Abstract

A systematic increase in global temperature since the industrial revolution has been attributed to anthropogenic forcing. This increase has been especially evident over the Himalayas and Central Asia and is touted as a major contributing factor for glacier mass balance declines across much of this region. However, glaciers of Pakistan’s Karakorum region have shown no such decline during this time period, and in some instances have exhibited slight advance. This discrepancy, known as the ‘Karakorum Anomaly’, has been attributed to unusual amounts of debris covering the region’s glaciers; the unique seasonality of the region’s precipitation; and localized cooling resulting from increased cloudiness from monsoonal moisture.

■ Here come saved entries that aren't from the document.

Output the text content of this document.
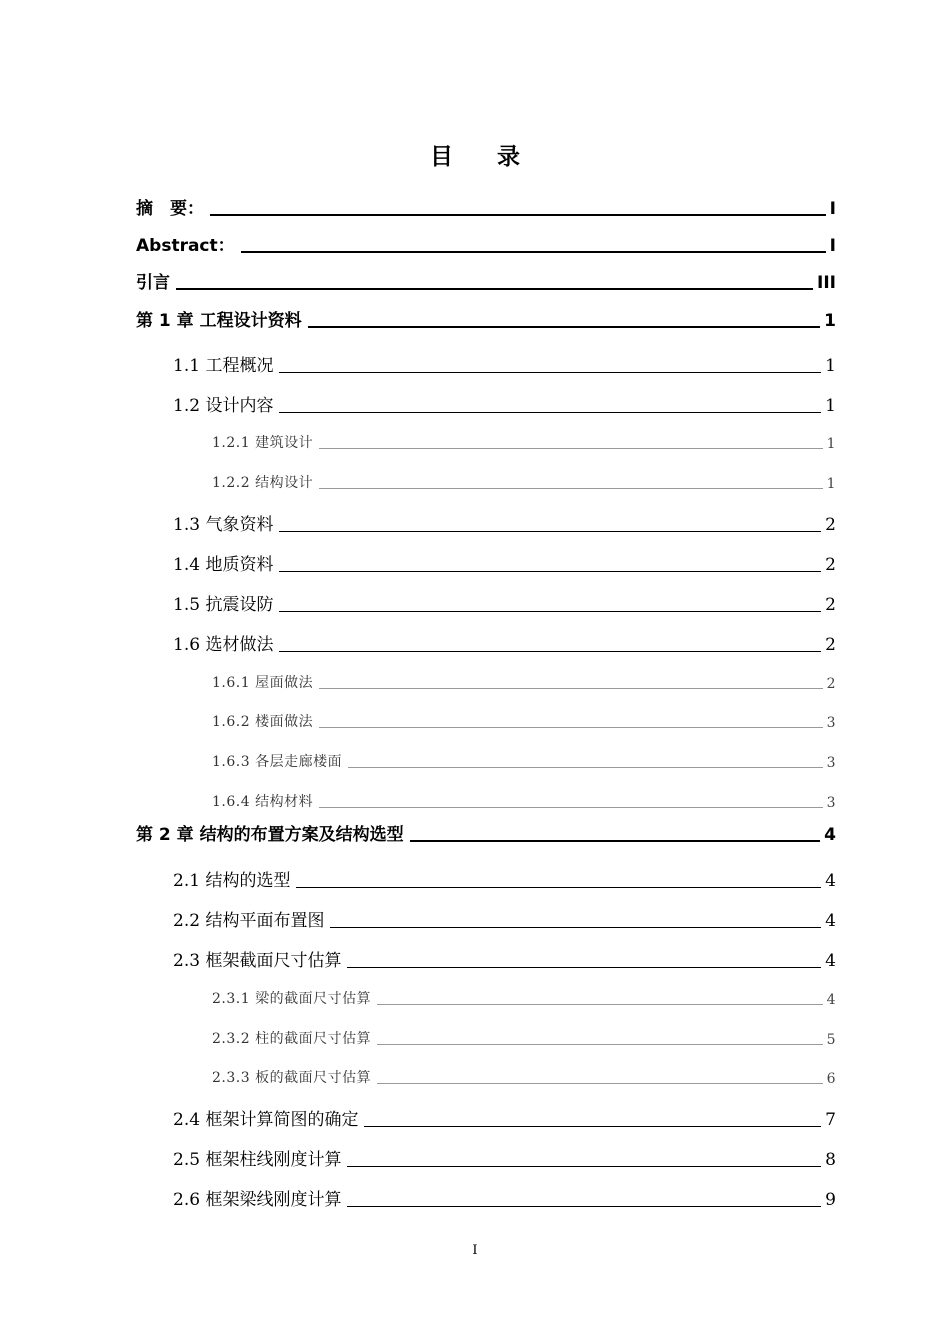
目 录
摘　要：	I
Abstract：	I
引言	III
第 1 章 工程设计资料	1
1.1 工程概况	1
1.2 设计内容	1
1.2.1 建筑设计	1
1.2.2 结构设计	1
1.3 气象资料	2
1.4 地质资料	2
1.5 抗震设防	2
1.6 选材做法	2
1.6.1 屋面做法	2
1.6.2 楼面做法	3
1.6.3 各层走廊楼面	3
1.6.4 结构材料	3
第 2 章 结构的布置方案及结构选型	4
2.1 结构的选型	4
2.2 结构平面布置图	4
2.3 框架截面尺寸估算	4
2.3.1 梁的截面尺寸估算	4
2.3.2 柱的截面尺寸估算	5
2.3.3 板的截面尺寸估算	6
2.4 框架计算简图的确定	7
2.5 框架柱线刚度计算	8
2.6 框架梁线刚度计算	9
I
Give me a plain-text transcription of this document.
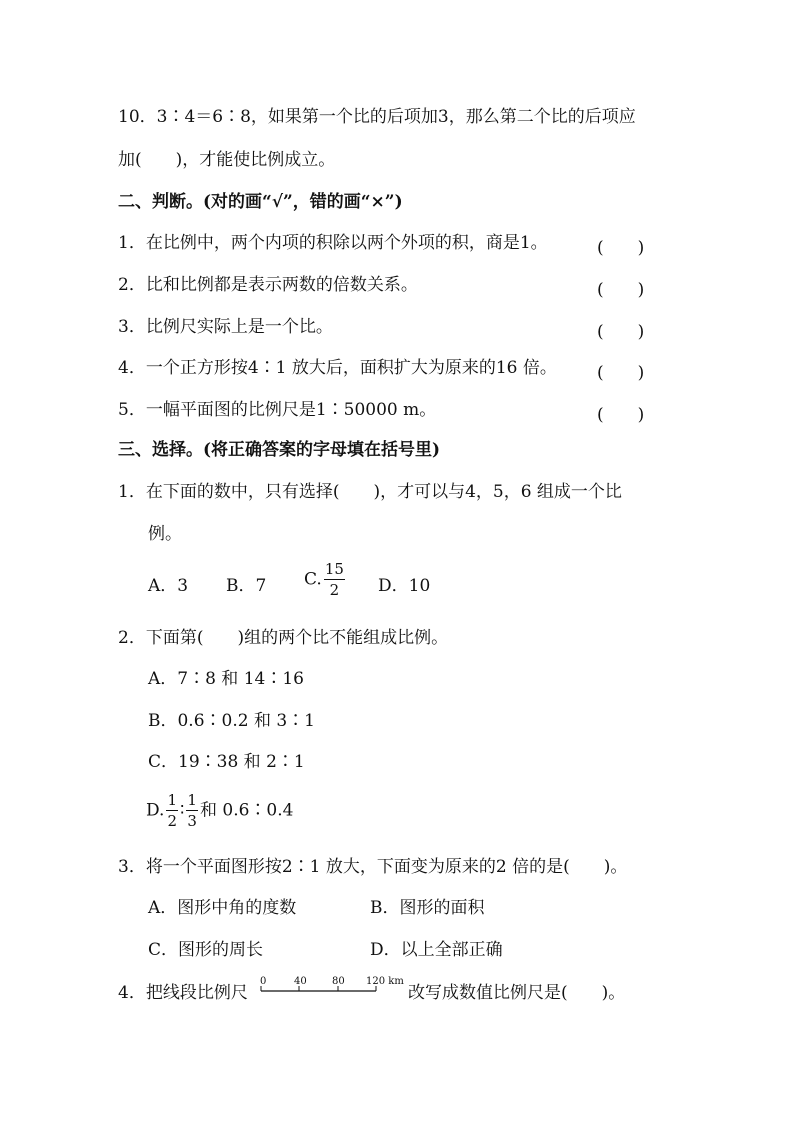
10．3∶4＝6∶8，如果第一个比的后项加3，那么第二个比的后项应
加(　　)，才能使比例成立。
二、判断。(对的画“√”，错的画“×”)
1．在比例中，两个内项的积除以两个外项的积，商是1。	(　　)
2．比和比例都是表示两数的倍数关系。	(　　)
3．比例尺实际上是一个比。	(　　)
4．一个正方形按4∶1 放大后，面积扩大为原来的16 倍。 (　　)
5．一幅平面图的比例尺是1∶50000 m。	(　　)
三、选择。(将正确答案的字母填在括号里)
1．在下面的数中，只有选择(　　)，才可以与4，5，6 组成一个比
例。
A．3 B．7 C. $\frac{15}{2}$ D．10
2．下面第(　　)组的两个比不能组成比例。
A．7∶8 和 14∶16
B．0.6∶0.2 和 3∶1
C．19∶38 和 2∶1
D. $\frac{1}{2}$ ∶ $\frac{1}{3}$ 和 0.6∶0.4
3．将一个平面图形按2∶1 放大，下面变为原来的2 倍的是(　　)。
A．图形中角的度数	B．图形的面积
C．图形的周长	D．以上全部正确
4．把线段比例尺
0	40	80 120 km
改写成数值比例尺是(　　)。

Here we present a tree-ring based reconstruction of summer (June–August) temperature from the Karakorum of North Pakistan that spans nearly five centuries (1523–2007 C.E.). The ring width indices are derived from seven collections (six—Picea smithiana and one—Pinus gerardiana) from middle-to-upper timberline sites in the northern Karakorum valleys of Gilgit and Hunza at elevations ranging from 2850 to 3300 meters above mean sea level (mean elevation 3059 m asl). The reconstruction passes all traditional calibration–verification schemes and explains 41 % of the variance of the nested Gilgit–Astore instrumental station data (Gilgit—1454 m asl, 1951–2009; Astore—2167 m asl, 1960–2013). Importantly, our results indicate that Karakorum temperature has remained decidedly out of phase with hemispheric temperature trends for at the least the past five centuries, highlighting the long-term stability of the Karakorum Anomaly, and suggesting that the region’s temperature and cloudiness are contributing factors to the anomaly.